By Alexander Lewis
MANVILLE – Two years after floodwaters from the remnants of Hurricane Ida devastated the borough, some residents are still waiting for the help to restore their properties and lives.
The New Jersey Organizing Project (NJOP), an organization founded in 2014 by Superstorm Sandy survivors, wants to help those Manville residents still looking for assistance and raise awareness of their plight.
“It’s been clear from the start that there is not enough federal funds allocated for New Jersey’s Hurricane Ida recovery,” said Meghan Mertyris, Hurricane Ida Organizer with NJOP. “If federal money is limited, then our state needs to step up, instead of leaving survivors to foot the bill.”
According to NJOP, in August 2023, some Hurricane Ida survivors in Manville were informed by New Jersey that they were no longer eligible for grant funding to repair or elevate their homes.
Their only options now are to accept a buyout or self-fund their recovery.
“Either I sell my home or take a buyout, rather than get assistance to stay in my home which I love,” said Manville resident Holly Fordham, a member of NJOP. “Why the heck did the policy change after we all wasted our time filling out repair and elevation applications? I had hoped for over a year that I would get funding to raise my home.”
“New Jersey had a historic budget surplus of $8.3 million last year, and unspent ARPA funds,” Mertyris said. “We can’t be left to bear the burden of a broken disaster recovery system, especially when our state has the ability to ensure that we all have a chance and a choice.”
NJOP contends that many storm survivors whose homes were damaged are still waiting for recovery funding in a process marked by roadblocks, setbacks and resource gaps.
“Since the disaster wrecked our lives, nothing has been done,” said Manville resident Rob Moskal, another NJOP member. “My family lost everything in Ida, and we’re still waiting (for help.)”
NJOP is arguing that New Jersey has the responsibility and resources to fill these gaps and urge the state to direct funding towards a fair recovery process.
Delays and shortcomings in federal funding have left survivors waiting years for essential aid to rebuild, replace or elevate their homes, according to NJOP.

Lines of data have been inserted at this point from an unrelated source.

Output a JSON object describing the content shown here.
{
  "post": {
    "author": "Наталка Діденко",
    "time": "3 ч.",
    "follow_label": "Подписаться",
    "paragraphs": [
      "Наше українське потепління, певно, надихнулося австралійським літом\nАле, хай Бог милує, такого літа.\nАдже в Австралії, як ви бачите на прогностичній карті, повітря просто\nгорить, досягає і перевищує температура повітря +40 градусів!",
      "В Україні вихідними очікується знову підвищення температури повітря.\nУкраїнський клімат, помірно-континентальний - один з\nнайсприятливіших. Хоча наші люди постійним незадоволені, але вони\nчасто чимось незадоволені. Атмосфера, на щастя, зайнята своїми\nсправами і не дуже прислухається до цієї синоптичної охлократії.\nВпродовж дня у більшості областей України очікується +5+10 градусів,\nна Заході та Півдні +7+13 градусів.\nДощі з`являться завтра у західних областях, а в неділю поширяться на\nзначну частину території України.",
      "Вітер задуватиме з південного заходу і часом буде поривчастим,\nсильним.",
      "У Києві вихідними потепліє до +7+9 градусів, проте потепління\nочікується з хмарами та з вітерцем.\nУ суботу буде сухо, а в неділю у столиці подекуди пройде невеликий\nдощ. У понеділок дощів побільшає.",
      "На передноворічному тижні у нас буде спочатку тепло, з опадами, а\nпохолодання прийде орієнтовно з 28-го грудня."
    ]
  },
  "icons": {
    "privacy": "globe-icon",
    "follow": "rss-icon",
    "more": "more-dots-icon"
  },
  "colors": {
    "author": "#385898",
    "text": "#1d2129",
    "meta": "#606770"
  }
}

Six months after Ida, the federal Department of Housing and Urban Development allocated $228 million in Community Development Block Grant Disaster Recovery funding to New Jersey. NJOP campaigned for additional funding, bringing the total amount of federal funds up to $377 million.
Applications for these aid programs were made available in March 2023, more than 18 months after Ida.
Survivors are still waiting for recovery grants to be approved and distributed, a process which the Department of Community Affairs previously estimated would begin in June, NJOP said, adding that less than 200 Ida survivors in New Jersey received continued rental assistance from the Federal Emergency Management Agency, a resource survivors depend on when displaced by storm damage or repairs.